Vermont’s African and Asian political refugees are among the countless farmers still repairing their land and replanting crops in the wake of last year’s Hurricane Irene.
Touching down at the end of August, Hurricane Irene was one of the most damaging tropical storms to hit the East Coast in recent memory. Nationwide, the storm inflicted $15.6 billion in damage, making it the sixth costliest Atlantic storm in history (putting it behind massive storms like 1992’s Hurricane Andrew and 2005’s Hurricane Katrina).
In Vermont, the storm ravaged the state, flooding nearly every major river and stream (with some rivers reaching 100-year flood levels), inflicting significant damage on bridges and roads, and damaging farms across the countryside. The flood damaged 450 farms in the state (a total of about 10,000 acres altogether).
Among those hit by the flood were roughly 100 African and Asian refugee farmers living in Vermont. The state is home to a growing refugee population, currently about 1,200, hailing from countries like Sudan, Rwanda, Burundi, and Bhutan.

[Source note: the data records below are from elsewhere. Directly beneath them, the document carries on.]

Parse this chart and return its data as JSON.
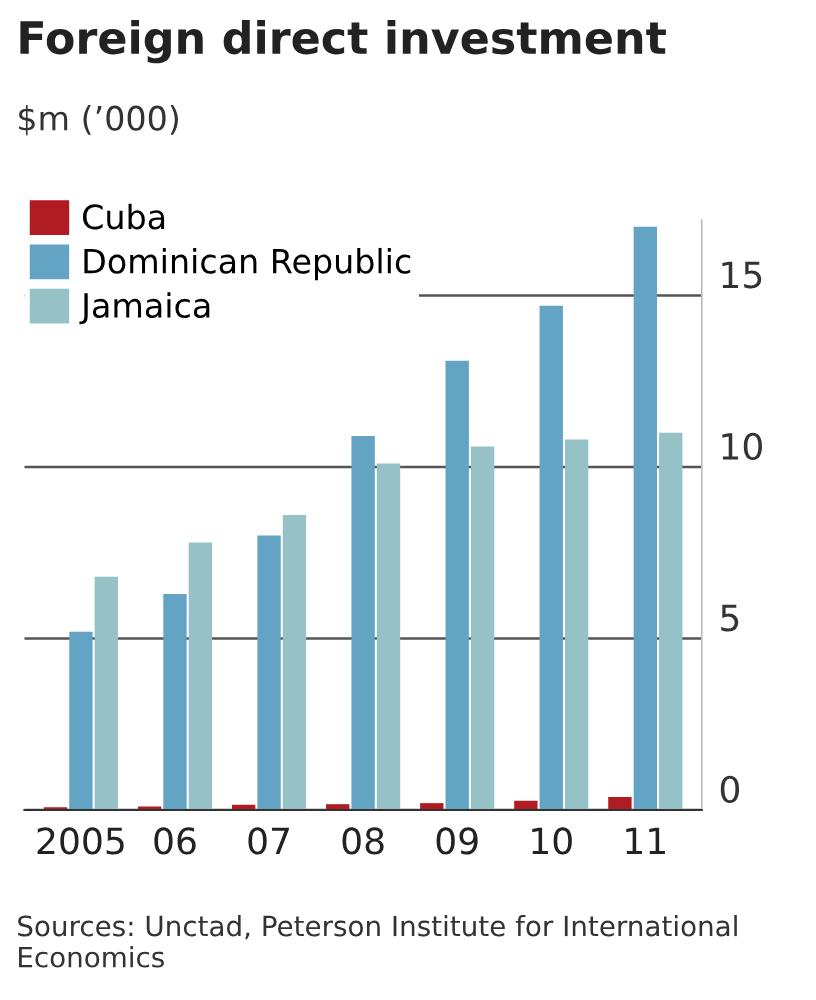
{
  "chart_data": {
    "type": "bar",
    "title": "Foreign direct investment",
    "subtitle": "$m (’000)",
    "categories": [
      "2005",
      "06",
      "07",
      "08",
      "09",
      "10",
      "11"
    ],
    "series": [
      {
        "name": "Cuba",
        "color": "#b11b22",
        "values": [
          0.08,
          0.1,
          0.15,
          0.17,
          0.2,
          0.27,
          0.38
        ]
      },
      {
        "name": "Dominican Republic",
        "color": "#63a4c4",
        "values": [
          5.2,
          6.3,
          8.0,
          10.9,
          13.1,
          14.7,
          17.0
        ]
      },
      {
        "name": "Jamaica",
        "color": "#96c1c6",
        "values": [
          6.8,
          7.8,
          8.6,
          10.1,
          10.6,
          10.8,
          11.0
        ]
      }
    ],
    "ylim": [
      0,
      17.2
    ],
    "yticks": [
      0,
      5,
      10,
      15
    ],
    "grid": "y",
    "legend": "top left",
    "annotations": [
      "Sources: Unctad, Peterson Institute for International Economics"
    ]
  }
}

While most refugee farmers do not rely on farming for their sole financial support, the practice carries important cultural and social ties, particularly for many families who depended on managing small gardens in refugee camps in Africa and Asia. Despite these hardships, however, many refugees have developed a resilient optimism, expressing their willingness to repair their fields and continue cultivating ties to their native lands through agriculture.